With Penn State, the Big Ten has the minimum six teams in hockey to create their own conference with NCAA auto-bid tied to it. And further reports indicate that Indiana is not far behind to make it seven Big Ten Schools. With a new conference comes more TV exposure and more money for the Big Ten. But to what cost to the sport? The WCHA and CCHA have to be working behind the scenes to keep their Big Ten schools in their conferences. The marquee schools in each conference that are also Big Ten current members bring in the revenue, notoriety, and many national championships.

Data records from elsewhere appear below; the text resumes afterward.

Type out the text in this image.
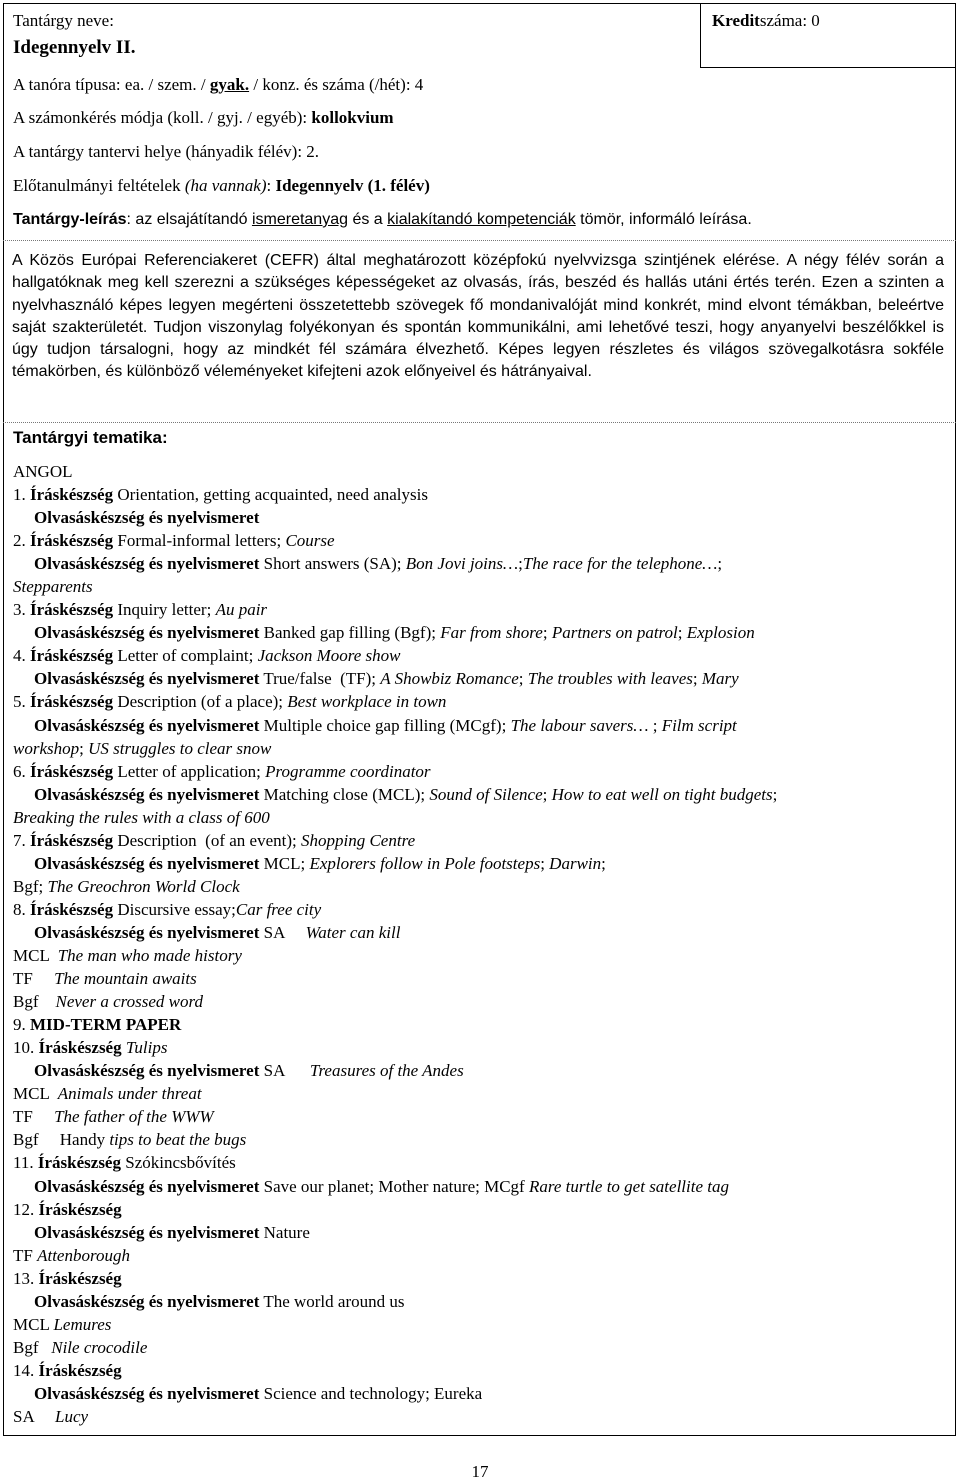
Tantárgy neve:
Idegennyelv II.
Kreditszáma: 0
A tanóra típusa: ea. / szem. / gyak. / konz. és száma (/hét): 4
A számonkérés módja (koll. / gyj. / egyéb): kollokvium
A tantárgy tantervi helye (hányadik félév): 2.
Előtanulmányi feltételek (ha vannak): Idegennyelv (1. félév)
Tantárgy-leírás: az elsajátítandó ismeretanyag és a kialakítandó kompetenciák tömör, informáló leírása.
A Közös Európai Referenciakeret (CEFR) által meghatározott középfokú nyelvvizsga szintjének elérése. A négy félév során a hallgatóknak meg kell szerezni a szükséges képességeket az olvasás, írás, beszéd és hallás utáni értés terén. Ezen a szinten a nyelvhasználó képes legyen megérteni összetettebb szövegek fő mondanivalóját mind konkrét, mind elvont témákban, beleértve saját szakterületét. Tudjon viszonylag folyékonyan és spontán kommunikálni, ami lehetővé teszi, hogy anyanyelvi beszélőkkel is úgy tudjon társalogni, hogy az mindkét fél számára élvezhető. Képes legyen részletes és világos szövegalkotásra sokféle témakörben, és különböző véleményeket kifejteni azok előnyeivel és hátrányaival.
Tantárgyi tematika:
ANGOL
1. Íráskészség Orientation, getting acquainted, need analysis
Olvasáskészség és nyelvismeret
2. Íráskészség Formal-informal letters; Course
Olvasáskészség és nyelvismeret Short answers (SA); Bon Jovi joins…;The race for the telephone…;
Stepparents
3. Íráskészség Inquiry letter; Au pair
Olvasáskészség és nyelvismeret Banked gap filling (Bgf); Far from shore; Partners on patrol; Explosion
4. Íráskészség Letter of complaint; Jackson Moore show
Olvasáskészség és nyelvismeret True/false  (TF); A Showbiz Romance; The troubles with leaves; Mary
5. Íráskészség Description (of a place); Best workplace in town
Olvasáskészség és nyelvismeret Multiple choice gap filling (MCgf); The labour savers… ; Film script
workshop; US struggles to clear snow
6. Íráskészség Letter of application; Programme coordinator
Olvasáskészség és nyelvismeret Matching close (MCL); Sound of Silence; How to eat well on tight budgets;
Breaking the rules with a class of 600
7. Íráskészség Description  (of an event); Shopping Centre
Olvasáskészség és nyelvismeret MCL; Explorers follow in Pole footsteps; Darwin;
Bgf; The Greochron World Clock
8. Íráskészség Discursive essay;Car free city
Olvasáskészség és nyelvismeret SA     Water can kill
MCL  The man who made history
TF     The mountain awaits
Bgf    Never a crossed word
9. MID-TERM PAPER
10. Íráskészség Tulips
Olvasáskészség és nyelvismeret SA      Treasures of the Andes
MCL  Animals under threat
TF     The father of the WWW
Bgf     Handy tips to beat the bugs
11. Íráskészség Szókincsbővítés
Olvasáskészség és nyelvismeret Save our planet; Mother nature; MCgf Rare turtle to get satellite tag
12. Íráskészség
Olvasáskészség és nyelvismeret Nature
TF Attenborough
13. Íráskészség
Olvasáskészség és nyelvismeret The world around us
MCL Lemures
Bgf   Nile crocodile
14. Íráskészség
Olvasáskészség és nyelvismeret Science and technology; Eureka
SA     Lucy
17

The biggest loser in this possible Big Ten split would be the CCHA. Without Michigan, Michigan State, and Ohio State, what is left? A burgeoning Miami program, a lot of hit or miss teams from season to season, and even worse playoff attendance at The Joe, if that is possible. On the other hand, the WCHA looks to be in fairly good shape with North Dakota, Denver, and the slew of well followed Minnesota teams keeping the excitement high and some money still flowing into the coffers for the Final Five.

The most likely decision to add Big Ten Hockey will be made based on money and TV. As far as the state of Division I hockey goes we look to the Big Ten to not shake up current conference alignments and integrate into the CCHA to help grow the sport nationally.

Bemidji State Strikes TV Deal
In a very interesting move, Bemidji State has teamed with Lakeland Public Television to broadcast 16 of their games this season. Then Lakeland teamed with public television to carry the games on the Minnesota Channel (2.3 in the Twin Cities) throughout Minnesota and into Wisconsin and North Dakota.

No monetary figures have been disclosed, but one cannot imagine that BSU makes much money on this deal. What the Beavers do get statewide exposure. Whereas Saint Cloud State, Minnesota State – Mankato, and Minnesota – Duluth receive regional exposure on TV at best and maybe just on campus TV in at least one of the campuses.

TV exposure has been a valuable asset to the Gophers keeping a strong hockey presence in a state of five Division I teams and now Bemidji may very well be on the way to being the secnd most watched team in the state.